Chocolate-Stevia Cupcakes with Mascarpone Frosting Makes 12 cupcakes.
For the cupcakes:
3/4 cup almond flour, preferably freshly ground in a coffee/spice grinder (freshly ground flour creates a lighter, fluffier texture)
1/2 cup buckwheat flour, preferably raw buckwheat as opposed to the toasted “kasha” variety (the raw buckwheat has a much lighter taste)

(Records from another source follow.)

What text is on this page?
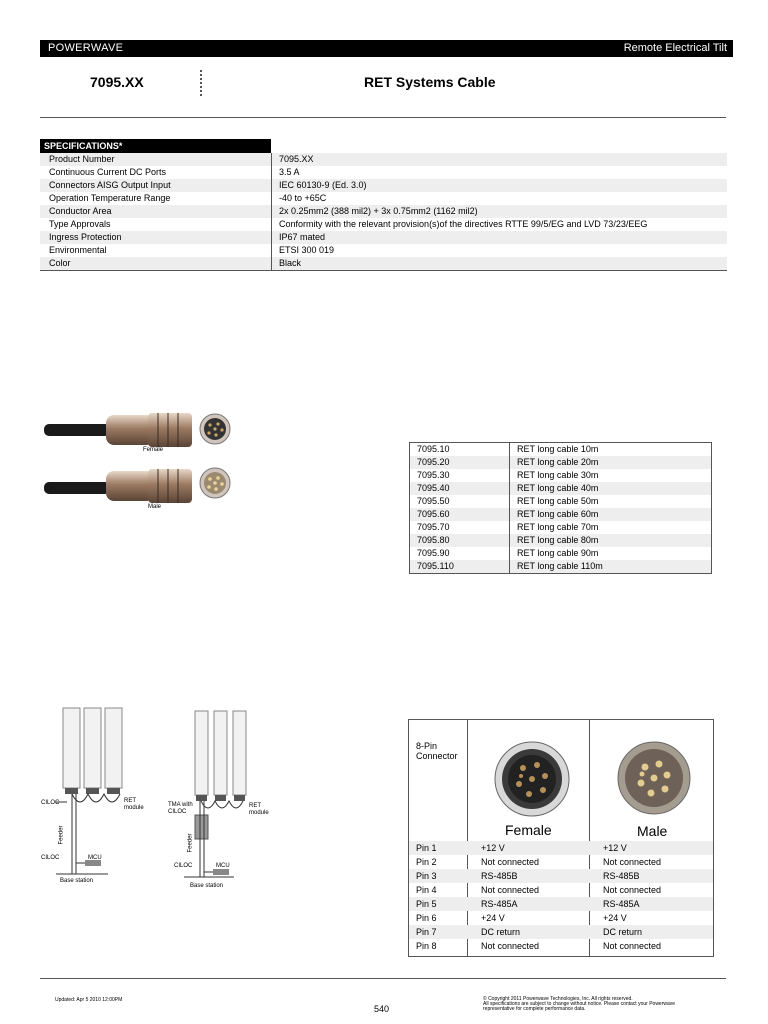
POWERWAVE	Remote Electrical Tilt
7095.XX	RET Systems Cable
SPECIFICATIONS*
Product Number	7095.XX
Continuous Current DC Ports	3.5 A
Connectors AISG Output Input	IEC 60130-9 (Ed. 3.0)
Operation Temperature Range	-40 to +65C
Conductor Area	2x 0.25mm2 (388 mil2) + 3x 0.75mm2 (1162 mil2)
Type Approvals	Conformity with the relevant provision(s)of the directives RTTE 99/5/EG and LVD 73/23/EEG
Ingress Protection	IP67 mated
Environmental	ETSI 300 019
Color	Black
Female
Male
7095.10	RET long cable 10m
7095.20	RET long cable 20m
7095.30	RET long cable 30m
7095.40	RET long cable 40m
7095.50	RET long cable 50m
7095.60	RET long cable 60m
7095.70	RET long cable 70m
7095.80	RET long cable 80m
7095.90	RET long cable 90m
7095.110	RET long cable 110m
CILOC	RET
module
Feeder
CILOC	MCU
Base station
TMA with
CILOC
RET
module
Feeder
CILOC	MCU
Base station
8-Pin Connector
Female	Male
Pin 1	+12 V	+12 V
Pin 2	Not connected	Not connected
Pin 3	RS-485B	RS-485B
Pin 4	Not connected	Not connected
Pin 5	RS-485A	RS-485A
Pin 6	+24 V	+24 V
Pin 7	DC return	DC return
Pin 8	Not connected	Not connected
Updated: Apr 5 2010 12:00PM
540
© Copyright 2011 Powerwave Technologies, Inc. All rights reserved.
All specifications are subject to change without notice. Please contact your Powerwave
representative for complete performance data.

1/2 cup unsweetened cocoa powder, preferably non-Dutched*
1/2 tsp. baking soda
1 1/2 tsp. baking powder
Dash of sea salt if you’re using unsalted butter
1 1/4 sticks (10 T.) butter, preferably from grass-fed cows, at room temperature
4 eggs, preferably from pastured hens
1 1/4 cups whole milk, preferably from grass-fed cows
Vanilla stevia extract OR stevia extract + 1 tsp. vanilla extract
For the frosting:
Mascarpone cheese (see last week’s post for more info on mascarpone)
Vanilla stevia extract OR maple syrup
Preheat the oven to 350F and line a muffin tin with cups. I find that parchment-paper muffin cups are ideal — they nearly fall off of the cakes and you won’t lose nary a crumb. Standard cups, on the other hand, will rip away half of your cupcake. Look for If You Care parchment-paper cups.

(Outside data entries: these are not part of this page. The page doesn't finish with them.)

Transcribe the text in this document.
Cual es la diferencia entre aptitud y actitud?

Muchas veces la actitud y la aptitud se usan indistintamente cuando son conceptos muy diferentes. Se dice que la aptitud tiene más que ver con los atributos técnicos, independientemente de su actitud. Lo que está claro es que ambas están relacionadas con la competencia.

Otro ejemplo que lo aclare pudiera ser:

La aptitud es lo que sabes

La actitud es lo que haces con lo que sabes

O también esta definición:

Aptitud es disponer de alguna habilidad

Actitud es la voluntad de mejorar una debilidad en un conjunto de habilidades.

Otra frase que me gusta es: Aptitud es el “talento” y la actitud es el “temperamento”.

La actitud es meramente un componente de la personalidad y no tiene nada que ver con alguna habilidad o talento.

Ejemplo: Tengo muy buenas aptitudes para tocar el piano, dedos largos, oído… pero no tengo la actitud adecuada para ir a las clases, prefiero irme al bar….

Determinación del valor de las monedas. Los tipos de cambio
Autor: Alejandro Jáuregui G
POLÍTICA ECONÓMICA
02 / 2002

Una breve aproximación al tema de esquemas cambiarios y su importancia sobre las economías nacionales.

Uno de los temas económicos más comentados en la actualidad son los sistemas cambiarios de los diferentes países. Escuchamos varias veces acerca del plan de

In a medium bowl, whisk together the flours, cocoa powder (which is also technically a flour; anything dry and ground up is a flour), baking soda and powder, and the salt if you’re using unsalted butter. In a large bowl, cream the butter for at least 2 minutes. You’ll note that butter made with pastured milk and cream is much softer than conventional butter — you can practically cream it straight out of the fridge. That’s because pastured animal products have much less saturated fat, and the saturated fat is what stiffens when chilled. Much, much nicer to work with, plus it tastes a lot better and offers a lot more nutritional benefits. Kerrygold is my favorite butter.

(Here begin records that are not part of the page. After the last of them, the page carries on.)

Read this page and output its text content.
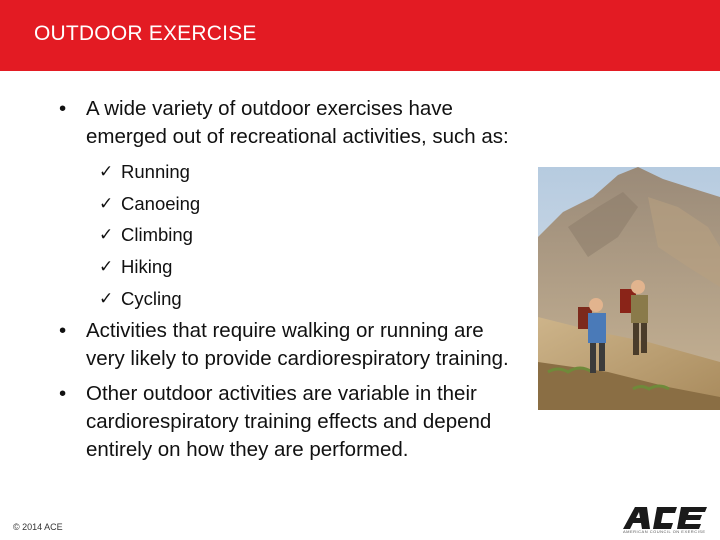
OUTDOOR EXERCISE
• A wide variety of outdoor exercises have
emerged out of recreational activities, such as:
✓ Running
✓ Canoeing
✓ Climbing
✓ Hiking
✓ Cycling
• Activities that require walking or running are
very likely to provide cardiorespiratory training.
• Other outdoor activities are variable in their
cardiorespiratory training effects and depend
entirely on how they are performed.
© 2014 ACE	AMERICAN COUNCIL ON EXERCISE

Beat in eggs one at a time. Add half of the milk and beat again, then add half of the flour mixture and beat well. Repeat with remaining milk and flour. Squirt in one dropper full of the stevia extract and beat again. I used NuNaturals vanilla stevia, and when I say “1 dropper,” I mean one dropper of the two-ounce-sized bottle. That’s about 3/4 teaspoon. Taste the batter for sweetness. You might need to add another half-dropper-full or even full dropper of the extract. It’s better to slightly undershoot than risk going bitter by overshooting — you can always add more extract or even maple syrup after the cakes are baked.
Scoop batter into waiting cups and bake for 30 minutes or until an inserted toothpick comes out clean. While the cakes are baking, make the frosting by stirring a dash of stevia extract or maple syrup into the mascarpone. (I’m not specifying exactly how much since it’s best to just frost as many cupcakes as you’ll be eating that day. Stash away any leftover cupcakes and whip up a fresh batch of frosting for them when you serve them. Also, the overall amount of frosting you use is up to you.) Keep chilled.
After cakes have come out of the oven and are completely cooled, frost them with the sweetened mascarpone. You can also sprinkle on grated chocolate/chocolate curls if you like as a garnish, or top with fresh berries.
* If you want to make vanilla cupcakes, swap out the cocoa powder for coconut flour.